Por João Valadares Da editoria de Cidades do JC Especialistas em sistema prisional do Brasil, ouvidos pelo JC, são unânimes em afirmar que o modelo de gestão de presídios por meio de Parceria Público Privada (PPP), a exemplo do que será implantado em Pernambuco até 2010, no município de Itaquitinga, na Mata Norte, não é a saída para amenizar a situação crítica das cadeias públicas.
Os pesquisadores classificam a privatização das prisões como “uma ação lamentável.” Defendem que a tarefa da segurança e gestão do sistema prisional é de competência exclusiva do Estado e não deve, em hipótese alguma, ser transferida para uma entidade que tem o lucro como o maior objetivo.
As principais críticas dos estudiosos são que a PPP, entre outros pontos, estimula conflitos de interesse, causa batalhas jurídicas em relação às responsabilidades em casos de morte, rebeliões e fugas, por exemplo, e, onera os cofres públicos.
A socióloga e diretora do Centro de Estudos de Segurança e Cidadania da Universidade Cândido Mendes do Rio de Janeiro, Julita Lemgruber, uma das maiores autoridades do tema no País, diz que é inaceitável a privatização das prisões. “É inaceitável do ponto de vista ético e moral.
Numa sociedade democrática, a privação da liberdade é a maior demonstração de poder do Estado sobre seus cidadãos e, como tal, só deve ser exercida pelo próprio Estado.
Licitar prisões é o mesmo que oferecer o controle da vida de homens e mulheres para quem der o menor preço, como se o Estado tivesse o direito de dispor dessas vidas como bem lhe interessa.” De acordo com a pesquisadora, as experiências no Brasil e no mundo mostram que as gestões só funcionam bem nos primeiros anos. “No primeiro momento, a privatização parece convidativa.
O problema é que o Estado fecha contrato de 30 anos e fica amarrado.
Para ter lucro, com o passar dos anos, os custos precisam baixar e a qualidade do serviço oferecido cai.” Julita afirma que “os defensores das prisões privadas não estão preocupados com as questões legais, éticas e morais e, para esses, a privatização se justifica porque a iniciativa privada teria capacidade de gerir prisões com mais eficácia, oferecendo um serviço de melhor qualidade e menor custo.” A pesquisadora informa que o General Accounting Office, órgão do governo americano, já invalidou esse argumento. “Ao analisar estudos comparativos, realizados em diversos estados daquele país, concluiu não existirem evidências de que as prisões privadas custem menos.” Segundo Julita, funcionários de prisões privadas revelaram sofrer pressão para punir os presos com rigor, mesmo pelas faltas mais leves, “de tal forma que possam ser adiadas as concessões de livramento condicional.
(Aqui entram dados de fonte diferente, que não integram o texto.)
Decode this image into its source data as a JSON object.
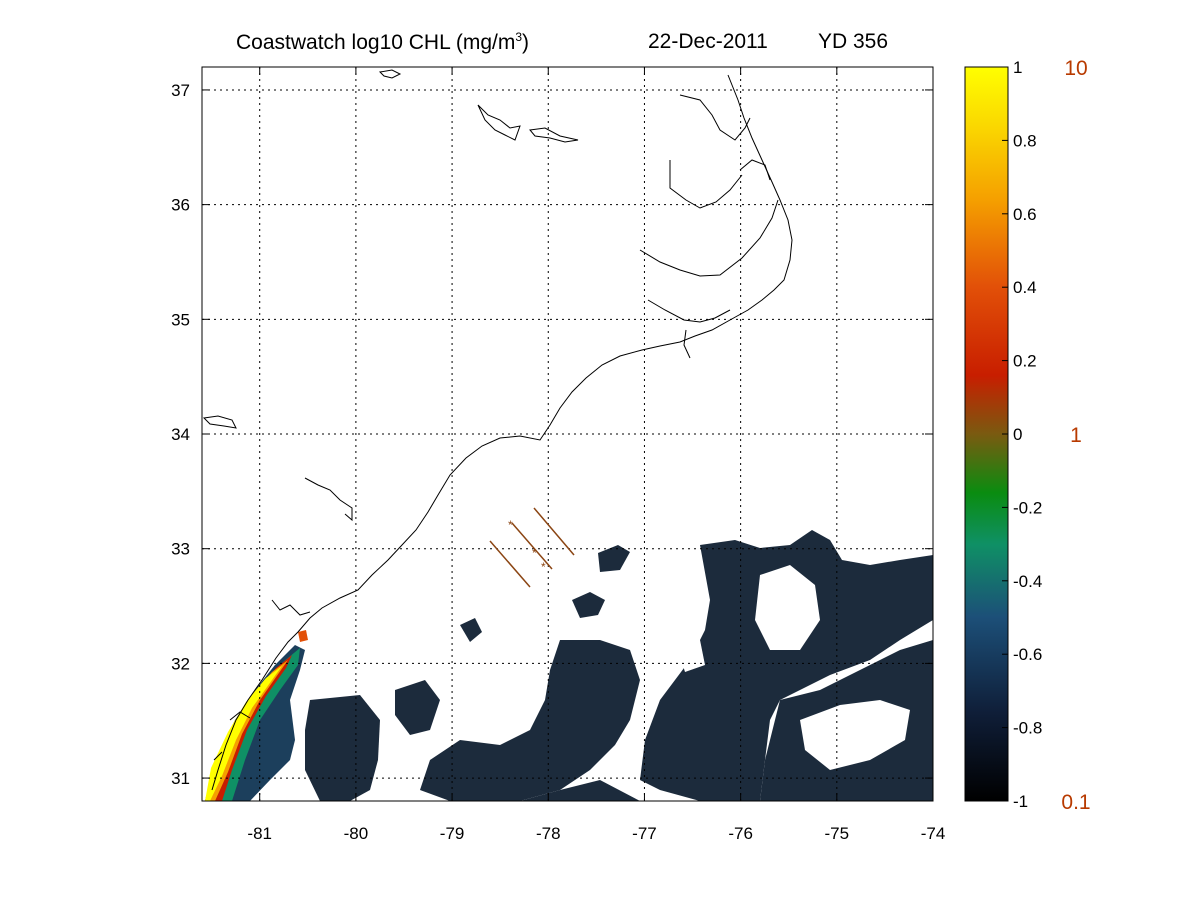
{
  "title": {
    "prefix": "Coastwatch  log10  CHL (mg/m",
    "superscript": "3",
    "suffix": ")",
    "date": "22-Dec-2011",
    "yearday": "YD 356"
  },
  "map": {
    "lon_range": [
      -81.6,
      -74
    ],
    "lat_range": [
      30.8,
      37.2
    ],
    "x_ticks": [
      "-81",
      "-80",
      "-79",
      "-78",
      "-77",
      "-76",
      "-75",
      "-74"
    ],
    "y_ticks": [
      "31",
      "32",
      "33",
      "34",
      "35",
      "36",
      "37"
    ],
    "grid": "dotted"
  },
  "colorbar": {
    "range": [
      -1,
      1
    ],
    "ticks": [
      "1",
      "0.8",
      "0.6",
      "0.4",
      "0.2",
      "0",
      "-0.2",
      "-0.4",
      "-0.6",
      "-0.8",
      "-1"
    ],
    "linear_labels": [
      "10",
      "1",
      "0.1"
    ]
  },
  "colors": {
    "high": "#ffff00",
    "mid": "#8b4513",
    "low": "#000000",
    "ocean_low": "#1c2b3c",
    "coastline": "#000000",
    "glider_track": "#8b4513",
    "linear_label": "#b83a00"
  }
}
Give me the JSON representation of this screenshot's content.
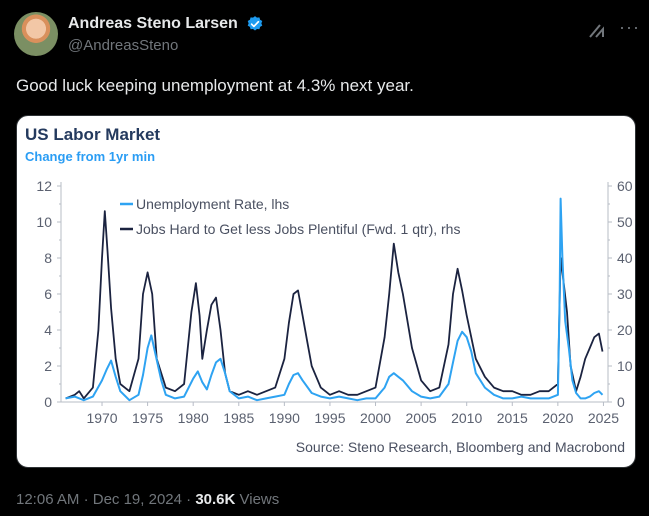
{
  "author": {
    "name": "Andreas Steno Larsen",
    "handle": "@AndreasSteno"
  },
  "tweet": {
    "text": "Good luck keeping unemployment at 4.3% next year."
  },
  "meta": {
    "time": "12:06 AM",
    "date": "Dec 19, 2024",
    "views_count": "30.6K",
    "views_label": "Views"
  },
  "icons": {
    "verified": "verified-badge-icon",
    "grok": "grok-icon",
    "more": "more-icon"
  },
  "colors": {
    "accent": "#1d9bf0",
    "unemployment": "#2ea3f2",
    "jobs": "#1b2340"
  },
  "chart_data": {
    "type": "line",
    "title": "US Labor Market",
    "subtitle": "Change from 1yr min",
    "source": "Source: Steno Research, Bloomberg and Macrobond",
    "x_ticks": [
      "1970",
      "1975",
      "1980",
      "1985",
      "1990",
      "1995",
      "2000",
      "2005",
      "2010",
      "2015",
      "2020",
      "2025"
    ],
    "xlim": [
      1965.5,
      2025.5
    ],
    "ylim_left": [
      0,
      12
    ],
    "ylim_right": [
      0,
      60
    ],
    "left_ticks": [
      "0",
      "2",
      "4",
      "6",
      "8",
      "10",
      "12"
    ],
    "right_ticks": [
      "0",
      "10",
      "20",
      "30",
      "40",
      "50",
      "60"
    ],
    "grid": false,
    "legend_position": "top-left",
    "series": [
      {
        "name": "Unemployment Rate, lhs",
        "axis": "left",
        "points": [
          [
            1966.0,
            0.2
          ],
          [
            1967.0,
            0.3
          ],
          [
            1968.0,
            0.1
          ],
          [
            1969.0,
            0.3
          ],
          [
            1970.0,
            1.2
          ],
          [
            1970.5,
            1.8
          ],
          [
            1971.0,
            2.3
          ],
          [
            1971.5,
            1.4
          ],
          [
            1972.0,
            0.6
          ],
          [
            1973.0,
            0.1
          ],
          [
            1974.0,
            0.4
          ],
          [
            1974.5,
            1.5
          ],
          [
            1975.0,
            3.0
          ],
          [
            1975.4,
            3.7
          ],
          [
            1975.8,
            2.8
          ],
          [
            1976.5,
            1.2
          ],
          [
            1977.0,
            0.4
          ],
          [
            1978.0,
            0.2
          ],
          [
            1979.0,
            0.3
          ],
          [
            1980.0,
            1.3
          ],
          [
            1980.5,
            1.7
          ],
          [
            1981.0,
            1.1
          ],
          [
            1981.5,
            0.7
          ],
          [
            1982.0,
            1.5
          ],
          [
            1982.5,
            2.2
          ],
          [
            1983.0,
            2.4
          ],
          [
            1983.5,
            1.6
          ],
          [
            1984.0,
            0.6
          ],
          [
            1985.0,
            0.2
          ],
          [
            1986.0,
            0.3
          ],
          [
            1987.0,
            0.1
          ],
          [
            1988.0,
            0.2
          ],
          [
            1989.0,
            0.3
          ],
          [
            1990.0,
            0.4
          ],
          [
            1990.5,
            1.0
          ],
          [
            1991.0,
            1.5
          ],
          [
            1991.5,
            1.6
          ],
          [
            1992.0,
            1.2
          ],
          [
            1993.0,
            0.5
          ],
          [
            1994.0,
            0.3
          ],
          [
            1995.0,
            0.2
          ],
          [
            1996.0,
            0.3
          ],
          [
            1997.0,
            0.2
          ],
          [
            1998.0,
            0.1
          ],
          [
            1999.0,
            0.2
          ],
          [
            2000.0,
            0.2
          ],
          [
            2001.0,
            0.8
          ],
          [
            2001.5,
            1.4
          ],
          [
            2002.0,
            1.6
          ],
          [
            2002.5,
            1.4
          ],
          [
            2003.0,
            1.2
          ],
          [
            2004.0,
            0.6
          ],
          [
            2005.0,
            0.3
          ],
          [
            2006.0,
            0.2
          ],
          [
            2007.0,
            0.3
          ],
          [
            2008.0,
            1.0
          ],
          [
            2008.5,
            2.2
          ],
          [
            2009.0,
            3.4
          ],
          [
            2009.5,
            3.9
          ],
          [
            2010.0,
            3.6
          ],
          [
            2010.5,
            2.8
          ],
          [
            2011.0,
            1.6
          ],
          [
            2012.0,
            0.8
          ],
          [
            2013.0,
            0.4
          ],
          [
            2014.0,
            0.2
          ],
          [
            2015.0,
            0.2
          ],
          [
            2016.0,
            0.3
          ],
          [
            2017.0,
            0.2
          ],
          [
            2018.0,
            0.2
          ],
          [
            2019.0,
            0.2
          ],
          [
            2020.0,
            0.4
          ],
          [
            2020.2,
            6.0
          ],
          [
            2020.3,
            11.3
          ],
          [
            2020.5,
            8.0
          ],
          [
            2020.8,
            4.5
          ],
          [
            2021.2,
            3.0
          ],
          [
            2021.6,
            1.2
          ],
          [
            2022.0,
            0.5
          ],
          [
            2022.5,
            0.2
          ],
          [
            2023.0,
            0.2
          ],
          [
            2023.5,
            0.3
          ],
          [
            2024.0,
            0.5
          ],
          [
            2024.5,
            0.6
          ],
          [
            2024.9,
            0.4
          ]
        ]
      },
      {
        "name": "Jobs Hard to Get less Jobs Plentiful (Fwd. 1 qtr), rhs",
        "axis": "right",
        "points": [
          [
            1966.0,
            1.0
          ],
          [
            1967.0,
            2.0
          ],
          [
            1967.5,
            3.0
          ],
          [
            1968.0,
            1.0
          ],
          [
            1969.0,
            4.0
          ],
          [
            1969.6,
            20.0
          ],
          [
            1970.0,
            40.0
          ],
          [
            1970.3,
            53.0
          ],
          [
            1970.6,
            42.0
          ],
          [
            1971.0,
            26.0
          ],
          [
            1971.5,
            12.0
          ],
          [
            1972.0,
            5.0
          ],
          [
            1973.0,
            3.0
          ],
          [
            1974.0,
            12.0
          ],
          [
            1974.5,
            30.0
          ],
          [
            1975.0,
            36.0
          ],
          [
            1975.5,
            30.0
          ],
          [
            1976.0,
            12.0
          ],
          [
            1977.0,
            4.0
          ],
          [
            1978.0,
            3.0
          ],
          [
            1979.0,
            5.0
          ],
          [
            1979.8,
            25.0
          ],
          [
            1980.3,
            33.0
          ],
          [
            1980.7,
            24.0
          ],
          [
            1981.0,
            12.0
          ],
          [
            1981.5,
            20.0
          ],
          [
            1982.0,
            27.0
          ],
          [
            1982.5,
            29.0
          ],
          [
            1983.0,
            20.0
          ],
          [
            1983.5,
            8.0
          ],
          [
            1984.0,
            3.0
          ],
          [
            1985.0,
            2.0
          ],
          [
            1986.0,
            3.0
          ],
          [
            1987.0,
            2.0
          ],
          [
            1988.0,
            3.0
          ],
          [
            1989.0,
            4.0
          ],
          [
            1990.0,
            12.0
          ],
          [
            1990.5,
            22.0
          ],
          [
            1991.0,
            30.0
          ],
          [
            1991.5,
            31.0
          ],
          [
            1992.0,
            24.0
          ],
          [
            1992.5,
            17.0
          ],
          [
            1993.0,
            10.0
          ],
          [
            1994.0,
            4.0
          ],
          [
            1995.0,
            2.0
          ],
          [
            1996.0,
            3.0
          ],
          [
            1997.0,
            2.0
          ],
          [
            1998.0,
            2.0
          ],
          [
            1999.0,
            3.0
          ],
          [
            2000.0,
            4.0
          ],
          [
            2001.0,
            18.0
          ],
          [
            2001.5,
            30.0
          ],
          [
            2002.0,
            44.0
          ],
          [
            2002.5,
            36.0
          ],
          [
            2003.0,
            30.0
          ],
          [
            2004.0,
            15.0
          ],
          [
            2005.0,
            6.0
          ],
          [
            2006.0,
            3.0
          ],
          [
            2007.0,
            4.0
          ],
          [
            2008.0,
            16.0
          ],
          [
            2008.5,
            30.0
          ],
          [
            2009.0,
            37.0
          ],
          [
            2009.5,
            31.0
          ],
          [
            2010.0,
            24.0
          ],
          [
            2011.0,
            12.0
          ],
          [
            2012.0,
            7.0
          ],
          [
            2013.0,
            4.0
          ],
          [
            2014.0,
            3.0
          ],
          [
            2015.0,
            3.0
          ],
          [
            2016.0,
            2.0
          ],
          [
            2017.0,
            2.0
          ],
          [
            2018.0,
            3.0
          ],
          [
            2019.0,
            3.0
          ],
          [
            2020.0,
            5.0
          ],
          [
            2020.3,
            40.0
          ],
          [
            2020.6,
            34.0
          ],
          [
            2021.0,
            25.0
          ],
          [
            2021.4,
            10.0
          ],
          [
            2022.0,
            3.0
          ],
          [
            2022.5,
            7.0
          ],
          [
            2023.0,
            12.0
          ],
          [
            2023.5,
            15.0
          ],
          [
            2024.0,
            18.0
          ],
          [
            2024.5,
            19.0
          ],
          [
            2024.9,
            14.0
          ]
        ]
      }
    ]
  }
}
É a privatização ameaçando o cumprimento da pena dentro da legalidade.” O sociólogo e pesquisador do Núcleo de Estudos da Violência da Universidade de São Paulo (USP) Fernando Salla afirma que conflitos de competências são freqüentes. “Até hoje, sempre se alegou que o setor privado tem mais condições de gerir os presos.
O problema é que a diferença de condições para realizar a administração entre os setores públicos e privados são grandes.
Para o setor privado, os recursos são bem maiores.
O Estado não tem o mesmo volume de recursos quando ele administra.” Salla reconhece que o sistema prisional está falido. “Mas isso não significa que devemos passar para uma gestão privada.
O Estado deve incorporar os procedimentos que são realizados nas empresas.” O pesquisador informa que, no Paraná, o governo cancelou o contrato com empresas que gerenciavam o sistema. “Hoje, nos EUA, apenas 10% a 12% dos presos estão no modelo privado.
Isso diminuiu justamente em função dos questionamentos se é mais barato mesmo para o Estado.
Também houve problemas em relação a questões jurídicas.” A pesquisadora da Fundação Joaquim Nabuco Ronidalva Melo também criticou o modelo adotado pelo Estado. “A sociedade não manda no espaço privado.
Não há necessidade de ninguém lucrar em nome das nossas mazelas sociais.”